The next day old William went to the doctor’s house. All day he faithfully dug and hoed and raked. Toward the end of the afternoon the doctor came into the garden, and, after informing William that he might come again, he casually asked him how much he charged for a day’s work. William stood up and promptly answered, that for a day’s labor in the garden his charge was five dollars. Now was the doctor surprised.
“You don’t mean,” he exclaimed, “that you are going to ask five dollars for one day’s labor!”
“That is exactly my price,” said William. “If two minutes’ yanking with a pair of pincers at a little bone is worth five dollars, then one day’s hard labor in tilling the ground is worth just as much.”

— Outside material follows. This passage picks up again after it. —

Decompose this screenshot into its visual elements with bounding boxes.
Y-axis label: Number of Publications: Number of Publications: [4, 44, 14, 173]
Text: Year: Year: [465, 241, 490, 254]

It often happens that doctors are men of wit and humor; and it is recorded that a New Jersey physician, named Dr. Hole, was the author of the first version of a tombstone epitaph which afterwards became widely known and used. The lines of Dr. Hole are cut upon a tombstone of a child, and run as follows:–
“A dropsy sore long time I bore:
Forsitions were in vain
Till God above did hear my moan,
And eased me of my pain.”
That some of those early doctors were honest is proved by a doctor’s bill which is now preserved in the New Jersey Historical Society. At the end of this bill, after all the different items of service and medicine had been charged upon it, there is this entry: “Contrary credit by Medsons brought back.” It would be difficult now to find a doctor in New Jersey, or anywhere else, who would be willing to take back, and allow credit for, all partly filled bottles of medicine, and boxes of pills, the contents of which had been ordered, but not entirely used.